B0="0.001*( sin(t * .7 ) + 2 * cos( t * .4 ) )",		  	// Speed of rotation around x
B1="0.001*cos(t*.5)",		// Speed of rotation around y


//These are the x,y(screen) coordinates of the already rotated points
//The formulae have been created using matrix multiplication

B2="A0*cos(t*B0)+A2*sin(t*B0)",				//P1
B3="A1*cos(t*B1)-sin(t*B1)*(A2*cos(B0*t)-A0*sin(B0*t))",				

B4="A3*cos(t*B0)+A5*sin(t*B0)",				//P2
B5="A4*cos(t*B1)-sin(t*B1)*(A5*cos(B0*t)-A3*sin(B0*t))",

B6="A6*cos(t*B0)+A8*sin(t*B0)",				//P3
B7="A7*cos(t*B1)-sin(t*B1)*(A8*cos(B0*t)-A6*sin(B0*t))",

B8="A9*cos(t*B0)+A11*sin(t*B0)",				//P4
B9="A10*cos(t*B1)-sin(t*B1)*(A11*cos(B0*t)-A9*sin(B0*t))",

//These are two switches, I use to draw lines from point a to point b
//Only one of these is 1, while the other is 0 for different s
//I apply the size here also!
//If you want the size to change during the script runs, replace A12 by functions.

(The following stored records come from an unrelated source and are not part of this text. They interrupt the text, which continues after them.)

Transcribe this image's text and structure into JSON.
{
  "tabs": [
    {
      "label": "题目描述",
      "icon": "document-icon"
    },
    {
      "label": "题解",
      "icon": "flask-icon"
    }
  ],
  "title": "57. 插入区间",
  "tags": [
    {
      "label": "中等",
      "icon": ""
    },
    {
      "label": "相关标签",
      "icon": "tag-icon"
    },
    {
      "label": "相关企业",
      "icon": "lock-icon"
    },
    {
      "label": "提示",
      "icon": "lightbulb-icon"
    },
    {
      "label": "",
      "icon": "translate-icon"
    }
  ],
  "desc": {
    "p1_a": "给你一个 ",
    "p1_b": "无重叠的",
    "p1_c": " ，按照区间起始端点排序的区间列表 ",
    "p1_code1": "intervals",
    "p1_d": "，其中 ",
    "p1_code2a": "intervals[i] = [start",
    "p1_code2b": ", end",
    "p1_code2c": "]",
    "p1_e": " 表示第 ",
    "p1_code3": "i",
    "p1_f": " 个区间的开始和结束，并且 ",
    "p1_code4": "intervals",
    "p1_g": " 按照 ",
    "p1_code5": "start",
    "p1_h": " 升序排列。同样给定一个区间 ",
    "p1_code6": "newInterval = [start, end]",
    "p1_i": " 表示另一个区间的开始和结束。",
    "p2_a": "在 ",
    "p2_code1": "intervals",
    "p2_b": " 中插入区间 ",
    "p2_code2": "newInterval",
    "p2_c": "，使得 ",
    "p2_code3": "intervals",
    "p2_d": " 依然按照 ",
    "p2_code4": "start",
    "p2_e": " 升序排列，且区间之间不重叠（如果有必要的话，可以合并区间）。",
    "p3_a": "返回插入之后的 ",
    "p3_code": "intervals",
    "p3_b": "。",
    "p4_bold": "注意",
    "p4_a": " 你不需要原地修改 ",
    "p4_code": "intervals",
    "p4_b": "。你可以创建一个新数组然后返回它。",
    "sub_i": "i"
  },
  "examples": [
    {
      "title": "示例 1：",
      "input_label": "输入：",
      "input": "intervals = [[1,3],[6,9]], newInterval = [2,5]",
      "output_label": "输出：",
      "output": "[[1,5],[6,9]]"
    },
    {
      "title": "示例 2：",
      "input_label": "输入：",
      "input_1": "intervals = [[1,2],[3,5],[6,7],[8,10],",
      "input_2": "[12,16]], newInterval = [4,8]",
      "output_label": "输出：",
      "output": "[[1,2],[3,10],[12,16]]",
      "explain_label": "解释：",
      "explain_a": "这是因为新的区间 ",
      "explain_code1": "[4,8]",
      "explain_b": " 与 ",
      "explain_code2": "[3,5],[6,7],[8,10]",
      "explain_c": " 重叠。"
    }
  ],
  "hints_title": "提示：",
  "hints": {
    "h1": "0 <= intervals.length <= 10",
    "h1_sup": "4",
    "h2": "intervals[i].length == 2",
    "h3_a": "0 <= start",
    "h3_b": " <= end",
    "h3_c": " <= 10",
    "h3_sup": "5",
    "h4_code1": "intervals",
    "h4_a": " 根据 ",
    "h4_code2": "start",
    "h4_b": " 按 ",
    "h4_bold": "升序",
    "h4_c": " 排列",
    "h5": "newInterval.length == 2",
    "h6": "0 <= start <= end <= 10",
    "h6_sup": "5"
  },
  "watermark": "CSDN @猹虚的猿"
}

Eg. sin(t). 

C0="pos(sgn(.5-s))*A12",
C1="pos(sgn(-.5+s))*A12",


//And the following lines draw the lines

X0="C0*B2+C1*B4",		//P1-P2	(The line connecting these points)
Y0="C0*B3+C1*B5",

X1="C0*B2+C1*B6",		//P1-P3	(The line connecting these points)
Y1="C0*B3+C1*B7",

X2="C0*B2+C1*B8",		//P1-P4	(The line connecting these points)
Y2="C0*B3+C1*B9",

X3="C0*B4+C1*B6",		//P2-P3	(The line connecting these points)
Y3="C0*B5+C1*B7",

X4="C0*B4+C1*B8",		//P2-P4	(The line connecting these points)
Y4="C0*B5+C1*B9",

X5="C0*B6+C1*B8",		//P3-P4	(The line connecting these points)
Y5="C0*B7+C1*B9",


Pen="1",	//Only use one color

Stps="2",	//We only need two steps for starting and ending point of each drawn line

LWdt="1",	//The line width

ConB=1,		//Let G-Force draw the lines (connect the two points)


Vers=100